Mitsubishi Electrics, which grew 70% during the crisis in Brazil, hopes to advance further in the coming years.
The goal is to double billing by the end of 2021 and to continue hiring to increase its employee pool.
The company sells from robots, automation systems to industries and buildings,air conditioning and even elevators. Industrial systems are mainly used in the food industry, for packaging and food packaging – such as the Sakura shoyu packaging – but are also present in the automotive, chemical, pharmaceutical and water and sanitation industries, among others.
Mitsubishi Electric products have been sold in the country by distributors since 1975, but in 2011 the company decided to open an office in the country and take control of the operation. Soon came the economic crisis, which stagnated segments where were its main customers.
It also faced strong exchange rate variation. All products sold worldwide are manufactured in Japan and imported. The company says that even with import taxes, it can offer competitive prices because, by concentrating production, it gains efficiency and lower costs on a large scale.

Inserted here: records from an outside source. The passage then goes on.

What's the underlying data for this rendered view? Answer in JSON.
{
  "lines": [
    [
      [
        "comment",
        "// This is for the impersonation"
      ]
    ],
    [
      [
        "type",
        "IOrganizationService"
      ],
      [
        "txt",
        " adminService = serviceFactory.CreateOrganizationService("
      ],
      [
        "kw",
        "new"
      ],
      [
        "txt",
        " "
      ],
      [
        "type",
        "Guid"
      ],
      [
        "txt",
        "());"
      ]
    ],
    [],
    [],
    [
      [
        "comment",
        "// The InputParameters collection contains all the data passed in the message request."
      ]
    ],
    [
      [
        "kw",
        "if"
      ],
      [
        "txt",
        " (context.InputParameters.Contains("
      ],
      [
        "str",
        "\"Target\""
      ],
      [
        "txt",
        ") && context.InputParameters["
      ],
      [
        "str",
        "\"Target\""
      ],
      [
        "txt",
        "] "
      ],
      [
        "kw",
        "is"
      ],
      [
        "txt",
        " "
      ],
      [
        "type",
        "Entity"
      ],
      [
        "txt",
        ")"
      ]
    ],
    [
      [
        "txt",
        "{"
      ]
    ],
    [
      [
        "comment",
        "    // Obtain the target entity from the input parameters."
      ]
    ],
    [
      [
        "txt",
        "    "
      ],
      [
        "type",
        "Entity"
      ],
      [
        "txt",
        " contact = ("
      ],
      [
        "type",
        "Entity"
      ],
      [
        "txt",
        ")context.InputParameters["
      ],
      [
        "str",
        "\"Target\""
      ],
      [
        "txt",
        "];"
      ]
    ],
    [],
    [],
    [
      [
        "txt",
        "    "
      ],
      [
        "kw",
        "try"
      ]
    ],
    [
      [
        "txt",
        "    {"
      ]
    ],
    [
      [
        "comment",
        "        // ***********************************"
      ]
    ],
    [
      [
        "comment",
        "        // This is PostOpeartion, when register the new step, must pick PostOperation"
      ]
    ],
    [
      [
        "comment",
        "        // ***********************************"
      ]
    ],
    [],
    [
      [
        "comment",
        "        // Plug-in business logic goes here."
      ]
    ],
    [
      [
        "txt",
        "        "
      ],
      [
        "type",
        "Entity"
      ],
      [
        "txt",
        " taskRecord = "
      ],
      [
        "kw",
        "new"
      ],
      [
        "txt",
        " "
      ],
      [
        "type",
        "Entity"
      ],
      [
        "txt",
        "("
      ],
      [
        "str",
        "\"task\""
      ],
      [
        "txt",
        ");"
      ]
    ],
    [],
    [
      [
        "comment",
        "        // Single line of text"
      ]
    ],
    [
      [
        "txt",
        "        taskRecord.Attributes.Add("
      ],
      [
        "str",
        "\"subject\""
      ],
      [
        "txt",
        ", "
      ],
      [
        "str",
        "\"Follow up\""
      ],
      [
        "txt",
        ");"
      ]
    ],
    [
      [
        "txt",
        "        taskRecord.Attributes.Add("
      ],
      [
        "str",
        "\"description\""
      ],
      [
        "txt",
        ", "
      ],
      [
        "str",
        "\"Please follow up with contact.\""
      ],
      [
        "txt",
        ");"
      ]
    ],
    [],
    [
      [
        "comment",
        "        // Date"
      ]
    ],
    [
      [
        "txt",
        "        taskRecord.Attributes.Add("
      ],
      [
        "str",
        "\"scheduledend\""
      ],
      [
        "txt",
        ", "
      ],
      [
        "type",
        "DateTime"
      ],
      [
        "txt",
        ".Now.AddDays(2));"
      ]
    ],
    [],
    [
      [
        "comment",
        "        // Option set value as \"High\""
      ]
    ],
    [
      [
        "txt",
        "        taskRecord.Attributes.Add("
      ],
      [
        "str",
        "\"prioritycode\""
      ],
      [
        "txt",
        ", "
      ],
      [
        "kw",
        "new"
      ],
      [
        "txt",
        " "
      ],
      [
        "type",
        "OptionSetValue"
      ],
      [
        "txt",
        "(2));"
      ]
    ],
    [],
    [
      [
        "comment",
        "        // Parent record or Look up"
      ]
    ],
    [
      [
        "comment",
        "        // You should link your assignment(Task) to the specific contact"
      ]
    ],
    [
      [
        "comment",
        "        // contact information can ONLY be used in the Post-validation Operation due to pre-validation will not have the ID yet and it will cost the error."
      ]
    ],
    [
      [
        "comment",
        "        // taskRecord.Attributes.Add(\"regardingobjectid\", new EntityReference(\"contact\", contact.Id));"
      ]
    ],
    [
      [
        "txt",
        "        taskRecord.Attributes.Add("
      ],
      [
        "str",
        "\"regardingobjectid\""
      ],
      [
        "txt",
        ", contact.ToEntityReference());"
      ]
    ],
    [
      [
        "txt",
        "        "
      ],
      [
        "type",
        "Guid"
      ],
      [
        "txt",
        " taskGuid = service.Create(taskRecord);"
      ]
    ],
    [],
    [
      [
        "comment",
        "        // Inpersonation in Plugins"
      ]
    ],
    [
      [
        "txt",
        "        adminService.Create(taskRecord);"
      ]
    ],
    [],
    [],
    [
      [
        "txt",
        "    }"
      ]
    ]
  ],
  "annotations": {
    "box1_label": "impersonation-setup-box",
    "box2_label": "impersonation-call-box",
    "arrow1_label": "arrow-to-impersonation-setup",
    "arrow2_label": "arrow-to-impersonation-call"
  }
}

In recent months, with the strong fluctuation of the currency, the Japanese company kept the price stable and absorbed the losses. In this way, it managed to gain market over competitors, who increased prices according to the exchange variation. It worked: in September this year, sales were 40% higher than the same month last year.
The absorption of the costs with the exchange variation shows the Japanese strategy. When he landed here, his plans looked at the results of 2021, 20 years later.
“The company is in Brazil with a long-term eye,” says Fabiano Lourenço, CEO of Mitsubishi Electric. “The company needs to be prepared for when Brazil explodes.”
Since its definitive arrival in the country, its billing has grown more than five times. In the last four years, turnover has multiplied nearly fourfold and the number of employees has doubled.From 2014 to 2017, the Industrial Automation division (IA) increased its sales by70% and, from 2016 to 2017, increased the number of employees by 34% and expanded the local stock by 28%.
The growth in the period was supported by the significant increase in the network of sales partners, made up of distributors and system integrators. From 2015 to 2018, the number of distributors increased by 118% and the number of partner integrators increased by 320%.